Overall, a 403(b) plan can be a valuable benefit for employees and can help employers attract and retain top talent. Employers should consult with a financial advisor or retirement plan specialist to determine whether a 403(b) plan is right for their organization and how to best structure the plan to meet the needs of their employees.

Frequently Asked Questions

Here are some common questions about this topic.

Who is eligible for a 403(b) retirement plan?

403(b) plans are typically offered to employees of non-profit organizations, such as schools, hospitals, and religious organizations. However, some for-profit companies may also offer 403(b) plans to their employees.

How does a 403(b) plan differ from a 401(k) plan?

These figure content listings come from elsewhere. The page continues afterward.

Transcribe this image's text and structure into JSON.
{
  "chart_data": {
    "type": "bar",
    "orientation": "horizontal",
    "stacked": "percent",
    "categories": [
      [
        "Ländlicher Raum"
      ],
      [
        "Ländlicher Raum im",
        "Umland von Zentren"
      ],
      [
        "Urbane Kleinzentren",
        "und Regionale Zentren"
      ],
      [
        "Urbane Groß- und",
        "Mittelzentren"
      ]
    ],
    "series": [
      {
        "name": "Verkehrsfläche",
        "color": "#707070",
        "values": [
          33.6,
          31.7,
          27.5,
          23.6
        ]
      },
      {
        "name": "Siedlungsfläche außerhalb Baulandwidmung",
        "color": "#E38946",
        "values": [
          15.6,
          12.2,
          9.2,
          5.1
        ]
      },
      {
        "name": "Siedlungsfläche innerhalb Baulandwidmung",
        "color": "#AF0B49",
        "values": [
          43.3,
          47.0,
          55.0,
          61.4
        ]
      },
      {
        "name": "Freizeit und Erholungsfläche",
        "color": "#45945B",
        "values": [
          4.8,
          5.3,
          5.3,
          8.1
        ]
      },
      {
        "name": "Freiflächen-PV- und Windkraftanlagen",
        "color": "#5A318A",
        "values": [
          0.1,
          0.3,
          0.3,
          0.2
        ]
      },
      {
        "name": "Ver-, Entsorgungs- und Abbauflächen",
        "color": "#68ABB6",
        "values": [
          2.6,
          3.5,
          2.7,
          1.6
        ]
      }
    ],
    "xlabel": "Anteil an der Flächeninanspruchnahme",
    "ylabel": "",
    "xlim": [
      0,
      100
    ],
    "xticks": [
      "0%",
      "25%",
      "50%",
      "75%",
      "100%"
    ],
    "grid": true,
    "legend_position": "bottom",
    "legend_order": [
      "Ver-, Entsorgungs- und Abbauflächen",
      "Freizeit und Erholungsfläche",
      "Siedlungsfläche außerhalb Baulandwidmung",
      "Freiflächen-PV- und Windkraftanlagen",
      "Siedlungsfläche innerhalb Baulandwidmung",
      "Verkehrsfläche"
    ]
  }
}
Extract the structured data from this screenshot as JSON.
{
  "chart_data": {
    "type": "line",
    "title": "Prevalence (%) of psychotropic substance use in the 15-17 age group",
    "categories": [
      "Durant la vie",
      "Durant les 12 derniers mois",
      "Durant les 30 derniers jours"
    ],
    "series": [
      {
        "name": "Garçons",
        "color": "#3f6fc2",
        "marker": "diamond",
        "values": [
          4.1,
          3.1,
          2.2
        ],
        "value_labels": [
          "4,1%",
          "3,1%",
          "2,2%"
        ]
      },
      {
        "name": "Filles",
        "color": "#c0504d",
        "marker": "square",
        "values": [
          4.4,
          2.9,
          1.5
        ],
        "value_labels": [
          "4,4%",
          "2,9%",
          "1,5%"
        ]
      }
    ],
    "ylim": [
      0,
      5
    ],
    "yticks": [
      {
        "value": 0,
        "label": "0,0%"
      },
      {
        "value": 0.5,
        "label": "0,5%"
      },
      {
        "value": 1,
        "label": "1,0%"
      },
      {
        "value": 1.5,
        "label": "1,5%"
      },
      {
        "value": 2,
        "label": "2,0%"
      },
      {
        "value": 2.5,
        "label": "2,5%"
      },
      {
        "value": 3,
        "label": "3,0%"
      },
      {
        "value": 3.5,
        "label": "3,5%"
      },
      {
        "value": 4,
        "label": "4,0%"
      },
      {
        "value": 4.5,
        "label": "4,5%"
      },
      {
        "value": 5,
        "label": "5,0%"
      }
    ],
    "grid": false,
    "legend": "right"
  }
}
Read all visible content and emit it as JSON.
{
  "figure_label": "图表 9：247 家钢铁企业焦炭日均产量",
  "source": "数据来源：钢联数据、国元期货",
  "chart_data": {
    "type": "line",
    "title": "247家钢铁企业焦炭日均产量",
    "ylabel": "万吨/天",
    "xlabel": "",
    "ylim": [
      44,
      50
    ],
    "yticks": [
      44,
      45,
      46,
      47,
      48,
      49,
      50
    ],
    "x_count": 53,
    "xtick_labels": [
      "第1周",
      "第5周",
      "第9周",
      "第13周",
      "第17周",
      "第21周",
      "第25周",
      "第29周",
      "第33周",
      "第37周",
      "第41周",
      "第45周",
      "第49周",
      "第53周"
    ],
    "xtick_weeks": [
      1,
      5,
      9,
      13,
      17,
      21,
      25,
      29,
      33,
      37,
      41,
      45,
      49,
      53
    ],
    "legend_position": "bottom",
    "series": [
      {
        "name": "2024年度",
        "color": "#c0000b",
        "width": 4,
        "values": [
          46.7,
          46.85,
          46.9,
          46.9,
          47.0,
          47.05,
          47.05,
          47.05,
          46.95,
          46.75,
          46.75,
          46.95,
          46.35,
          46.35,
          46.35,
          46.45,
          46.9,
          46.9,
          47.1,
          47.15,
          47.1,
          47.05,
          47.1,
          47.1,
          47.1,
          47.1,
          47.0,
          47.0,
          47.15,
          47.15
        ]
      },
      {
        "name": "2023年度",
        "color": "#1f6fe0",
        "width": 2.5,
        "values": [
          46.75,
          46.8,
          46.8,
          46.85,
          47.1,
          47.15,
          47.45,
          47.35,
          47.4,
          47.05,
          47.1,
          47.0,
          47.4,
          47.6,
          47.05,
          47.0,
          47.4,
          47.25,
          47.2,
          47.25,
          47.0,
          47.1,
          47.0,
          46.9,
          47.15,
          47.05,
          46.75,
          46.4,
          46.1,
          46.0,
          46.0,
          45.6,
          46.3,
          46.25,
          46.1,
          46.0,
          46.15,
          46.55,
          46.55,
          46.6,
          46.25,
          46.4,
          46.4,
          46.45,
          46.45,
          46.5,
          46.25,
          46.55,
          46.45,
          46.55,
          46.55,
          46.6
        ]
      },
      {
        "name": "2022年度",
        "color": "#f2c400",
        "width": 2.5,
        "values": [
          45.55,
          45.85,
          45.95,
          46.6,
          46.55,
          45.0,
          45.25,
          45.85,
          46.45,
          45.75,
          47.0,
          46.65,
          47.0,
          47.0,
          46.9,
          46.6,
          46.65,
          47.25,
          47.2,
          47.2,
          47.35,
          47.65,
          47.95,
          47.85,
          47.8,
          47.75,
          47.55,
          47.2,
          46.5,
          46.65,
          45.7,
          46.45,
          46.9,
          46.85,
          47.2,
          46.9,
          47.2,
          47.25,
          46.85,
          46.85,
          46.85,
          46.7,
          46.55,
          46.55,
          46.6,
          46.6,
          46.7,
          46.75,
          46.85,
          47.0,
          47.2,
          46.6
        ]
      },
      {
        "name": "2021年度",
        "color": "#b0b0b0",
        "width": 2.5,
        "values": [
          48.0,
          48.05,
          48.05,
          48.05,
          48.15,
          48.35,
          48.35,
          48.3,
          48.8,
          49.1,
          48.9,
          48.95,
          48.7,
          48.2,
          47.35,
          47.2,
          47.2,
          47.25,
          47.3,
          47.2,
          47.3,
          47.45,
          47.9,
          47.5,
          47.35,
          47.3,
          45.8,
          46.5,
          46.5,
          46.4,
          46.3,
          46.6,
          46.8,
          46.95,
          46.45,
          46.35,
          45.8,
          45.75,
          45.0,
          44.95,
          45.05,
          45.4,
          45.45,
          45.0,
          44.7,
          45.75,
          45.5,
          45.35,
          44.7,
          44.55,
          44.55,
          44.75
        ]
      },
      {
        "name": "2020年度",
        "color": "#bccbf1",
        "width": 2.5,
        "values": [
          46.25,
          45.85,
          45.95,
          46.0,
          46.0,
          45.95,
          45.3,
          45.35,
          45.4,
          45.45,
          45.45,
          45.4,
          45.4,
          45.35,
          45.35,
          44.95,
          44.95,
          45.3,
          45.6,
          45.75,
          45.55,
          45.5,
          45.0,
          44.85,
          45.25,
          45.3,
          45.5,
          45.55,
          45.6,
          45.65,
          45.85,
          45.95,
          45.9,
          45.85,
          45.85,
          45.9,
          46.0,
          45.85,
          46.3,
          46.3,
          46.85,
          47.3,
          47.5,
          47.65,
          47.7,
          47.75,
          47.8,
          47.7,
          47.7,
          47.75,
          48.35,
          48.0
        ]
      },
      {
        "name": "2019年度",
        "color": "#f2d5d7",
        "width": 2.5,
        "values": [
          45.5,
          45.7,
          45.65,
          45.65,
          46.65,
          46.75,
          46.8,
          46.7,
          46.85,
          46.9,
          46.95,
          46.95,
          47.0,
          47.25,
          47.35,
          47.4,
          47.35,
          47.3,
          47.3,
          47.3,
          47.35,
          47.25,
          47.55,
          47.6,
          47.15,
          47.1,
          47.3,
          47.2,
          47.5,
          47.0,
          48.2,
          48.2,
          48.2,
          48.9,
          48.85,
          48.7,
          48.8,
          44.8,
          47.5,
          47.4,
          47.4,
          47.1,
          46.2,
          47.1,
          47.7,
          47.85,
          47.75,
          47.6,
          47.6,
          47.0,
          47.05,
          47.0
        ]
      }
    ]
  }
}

The main difference between a 403(b) plan and a 401(k) plan is the type of employer that offers them. 401(k) plans are offered by for-profit companies, while 403(b) plans are offered by non-profit organizations. Additionally, 403(b) plans may have different contribution limits and investment options compared to 401(k) plans.

What are the contribution limits for a 403(b) plan?

For 2023, the maximum contribution limit for a 403(b) plan is $19,500. Employees who are 50 years or older can make catch-up contributions of up to $6,500, bringing their total contribution limit to $26,000.